Maybe he is scaring you with his anger, or maybe he is browbeating you and making you feel like you are worthless or incompetent.
You have to determine whether his behavior is abusive, or whether it is normal treatment that you are just having a big reaction to. Also it would be good to know whether he is frustrated about something that keeps happening over and over, or whether he is going off on you for a variety of different things. Having some examples would help.
He sounds like a jerk to me. Name calling is never ok to do, no matter how mad you get. If he is making you feel useless and that nothing you do is good enough, then maybe this is not the marriage for you. If he is taking advantage of you, then he needs to be put in his place. You sound a little subservient, are you one of those woman who say "yes, honey, right away". Because if you let a man walk all over you, then that's exactly what he is going to do. Stand up for yourself!!! Tell him to F*%# OFF!!! Your the mother of his children, and you deserve respect. He's picking petty things to get mad at you about, sounds like he is not happy with his life.......watch out of signs of cheating.

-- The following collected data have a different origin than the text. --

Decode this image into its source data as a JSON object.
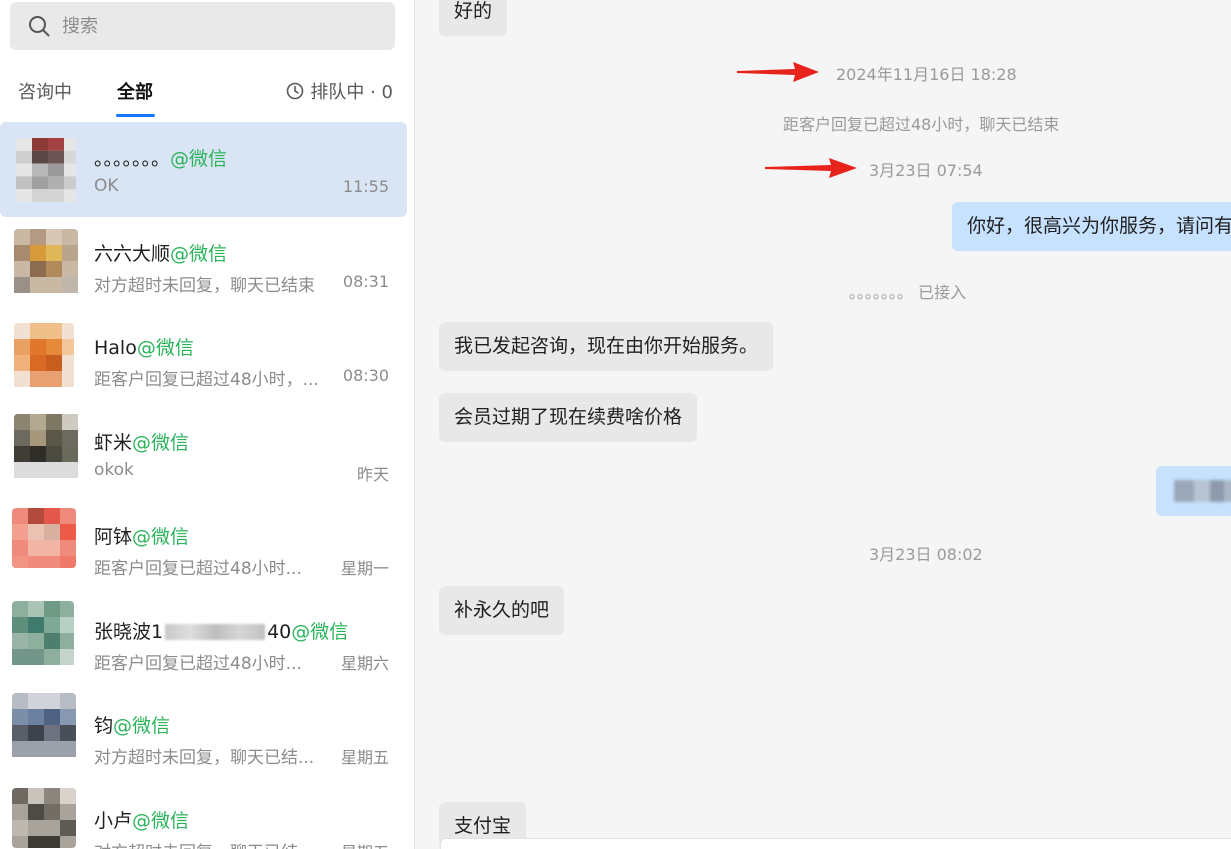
{
  "search": {
    "placeholder": "搜索"
  },
  "tabs": {
    "consulting": "咨询中",
    "all": "全部",
    "queue": "排队中 · 0"
  },
  "conversations": [
    {
      "name": "。。。。。。。",
      "channel": "@微信",
      "preview": "OK",
      "time": "11:55"
    },
    {
      "name": "六六大顺",
      "channel": "@微信",
      "preview": "对方超时未回复，聊天已结束",
      "time": "08:31"
    },
    {
      "name": "Halo",
      "channel": "@微信",
      "preview": "距客户回复已超过48小时，...",
      "time": "08:30"
    },
    {
      "name": "虾米",
      "channel": "@微信",
      "preview": "okok",
      "time": "昨天"
    },
    {
      "name": "阿钵",
      "channel": "@微信",
      "preview": "距客户回复已超过48小时...",
      "time": "星期一"
    },
    {
      "name": "张晓波1",
      "name_tail": "40",
      "channel": "@微信",
      "preview": "距客户回复已超过48小时...",
      "time": "星期六"
    },
    {
      "name": "钧",
      "channel": "@微信",
      "preview": "对方超时未回复，聊天已结...",
      "time": "星期五"
    },
    {
      "name": "小卢",
      "channel": "@微信",
      "preview": "对方超时未回复，聊天已结...",
      "time": "星期五"
    }
  ],
  "chat": {
    "msg_ok": "好的",
    "ts_1": "2024年11月16日 18:28",
    "sys_ended": "距客户回复已超过48小时，聊天已结束",
    "ts_2": "3月23日 07:54",
    "greeting": "你好，很高兴为你服务，请问有",
    "joined_dots": "。。。。。。。",
    "joined_label": "已接入",
    "msg_started": "我已发起咨询，现在由你开始服务。",
    "msg_price": "会员过期了现在续费啥价格",
    "ts_3": "3月23日 08:02",
    "msg_permanent": "补永久的吧",
    "msg_alipay": "支付宝"
  },
  "colors": {
    "accent": "#1677ff",
    "channel": "#2bb35b",
    "selected_bg": "#d9e5f5",
    "out_bubble": "#c7e2ff",
    "arrow": "#e8231c"
  }
}
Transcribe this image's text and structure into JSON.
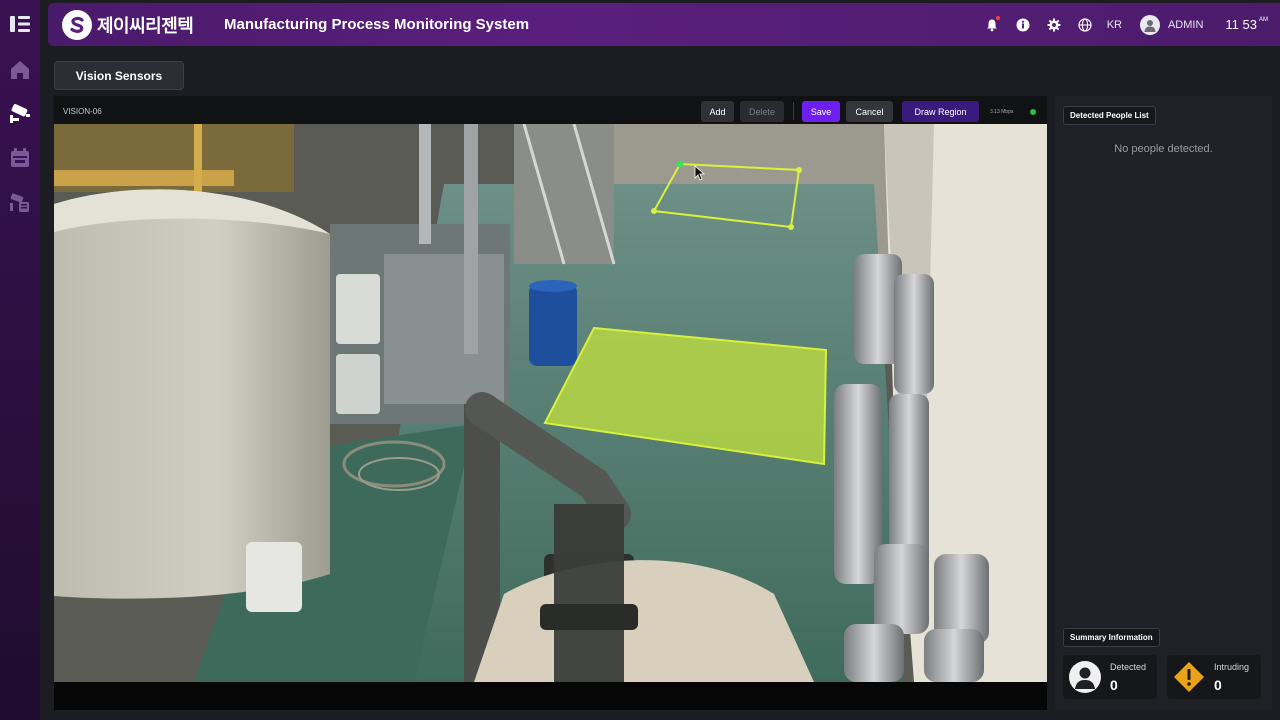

I'm sorry you are dealing with this. Just do whats right, and stop letting him be mean to you. Maybe give him a taste of his own medicine. As far as counseling goes, doesn't sound like he is the type to do that, so, if he doesn't start being nicer to you , then leave him. And tell him that's what's going to happen if he doesn't love you anymore. Actions speak louder then words. Good luck!
Can you define "furious?" I know my hubby gets "annoyed" at things that are "small" to me like my "piles of stuff." In the art of marital compromise I try and maintain them. In turn I ask him to step up on his recycling as that is "small" to him but "big" to me.
I get concerned at the term "furious" so if you could elaborate that would be helpful.